Guide-level explanation
A simple back pressure will be added to the scabbard batch submission by returning a 429 Too Many Requests if the service’s batch queue reaches 30 or more batches.
/scabbard/{circuit}/{service_id}/batches:
post:
summary: Submit a list of batches to the Scabbard service
description: |
This endpoint can be used to submit batches to a Scabbard service. The
body of the request must be a list of valid Sabre batches. If the
batches are submitted successfully, the response will contain a link for
checking the status of the submitted batches.
This endpoint requires the permission "scabbard.write".
. . .
429:
description: Too many requests have been made to process batches
Any APIs written against the scabbard REST API should handle the 429 response by waiting and resubmitting the batch at a future time.
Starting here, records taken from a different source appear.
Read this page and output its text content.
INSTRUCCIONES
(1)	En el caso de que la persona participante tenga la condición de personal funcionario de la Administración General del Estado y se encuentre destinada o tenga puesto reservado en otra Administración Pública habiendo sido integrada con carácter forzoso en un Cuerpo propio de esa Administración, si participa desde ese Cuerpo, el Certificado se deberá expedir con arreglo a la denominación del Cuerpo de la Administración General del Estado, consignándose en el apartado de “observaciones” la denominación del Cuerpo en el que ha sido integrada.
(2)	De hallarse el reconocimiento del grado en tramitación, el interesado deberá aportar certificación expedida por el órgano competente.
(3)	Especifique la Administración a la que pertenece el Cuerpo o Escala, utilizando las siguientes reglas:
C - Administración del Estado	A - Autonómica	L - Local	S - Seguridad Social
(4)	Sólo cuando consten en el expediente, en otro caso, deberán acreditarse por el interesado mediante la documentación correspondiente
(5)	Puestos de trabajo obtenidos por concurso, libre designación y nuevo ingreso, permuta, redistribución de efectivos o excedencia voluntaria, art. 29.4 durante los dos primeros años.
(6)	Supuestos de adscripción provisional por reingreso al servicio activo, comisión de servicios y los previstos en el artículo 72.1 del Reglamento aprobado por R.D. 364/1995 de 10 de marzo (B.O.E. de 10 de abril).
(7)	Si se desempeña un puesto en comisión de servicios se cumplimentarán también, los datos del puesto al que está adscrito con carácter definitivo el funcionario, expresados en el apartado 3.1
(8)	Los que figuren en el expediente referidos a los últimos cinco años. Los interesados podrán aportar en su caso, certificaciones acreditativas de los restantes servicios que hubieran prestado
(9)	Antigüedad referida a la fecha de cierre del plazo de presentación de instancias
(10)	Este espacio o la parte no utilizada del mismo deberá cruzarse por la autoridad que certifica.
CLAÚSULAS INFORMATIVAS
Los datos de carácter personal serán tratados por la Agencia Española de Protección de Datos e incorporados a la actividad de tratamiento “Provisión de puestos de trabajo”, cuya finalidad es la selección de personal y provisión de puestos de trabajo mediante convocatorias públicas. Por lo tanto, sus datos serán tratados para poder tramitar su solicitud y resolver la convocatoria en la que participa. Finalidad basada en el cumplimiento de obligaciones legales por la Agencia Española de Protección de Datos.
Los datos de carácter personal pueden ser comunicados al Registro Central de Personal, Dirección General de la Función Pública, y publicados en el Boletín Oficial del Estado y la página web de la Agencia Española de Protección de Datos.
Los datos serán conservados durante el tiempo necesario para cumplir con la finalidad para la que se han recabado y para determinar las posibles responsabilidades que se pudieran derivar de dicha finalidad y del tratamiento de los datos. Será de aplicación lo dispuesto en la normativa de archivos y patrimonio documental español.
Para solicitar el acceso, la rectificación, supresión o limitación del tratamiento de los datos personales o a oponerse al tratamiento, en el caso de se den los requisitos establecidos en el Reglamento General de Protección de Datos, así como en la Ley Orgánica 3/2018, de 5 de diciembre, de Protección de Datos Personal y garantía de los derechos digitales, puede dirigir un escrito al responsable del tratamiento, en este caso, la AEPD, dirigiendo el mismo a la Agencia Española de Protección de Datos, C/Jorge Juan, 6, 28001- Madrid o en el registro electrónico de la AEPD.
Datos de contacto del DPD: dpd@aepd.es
Scabbard will start accepting requests again once the queue reaches half its max size, 15 batches.
Reference-level explanation
If the pending batch queue gets bigger than 30 batches, any new batches that are submitted will be rejected with TooManyRequests until the queue size is reduced by half.
The services coordinator is currently the only service that keeps track of the pending batches, therefore the coordinator needs to tell the other members of the circuit that there are too many batches. The following two message types will be added
message ScabbardMessage {
enum Type {
UNSET = 0;
CONSENSUS_MESSAGE = 1;
PROPOSED_BATCH = 2;
NEW_BATCH = 3;
+ TOO_MANY_REQUESTS = 10;
+ ACCEPTING_REQUESTS = 11;
}
}
When the coordinator’s queue reaches 30 batches, it will notify its peer
services by sending a ScabbardMessageType::TOO_MANY_REQUESTS
. During this time
the coordinator will stop accepting any batches from its REST API but it will
still accept pending batches from the other services to account for any that may
be accepted before the TOO_MANY_REQUEST message is handled.
Non-coordinators will stop accepting batches when they receive
ScabbardMessageType::TOO_MANY_REQUESTS
. The service will only start accepting
batches again when it receives a ScabbardMessageType::ACCEPTING_REQUESTS
from
the coordinator.
Once back pressure is enabled, new batches will not be accepted until the queue
gets to half the size of the limit. The coordinator will then send a
ScabbardMessageType::ACCEPTING_REQUESTS
messages to the non coordinator and
all services will begin accepting batches again.
The batch queue limit does not change as this is intended to just be a simple implementation.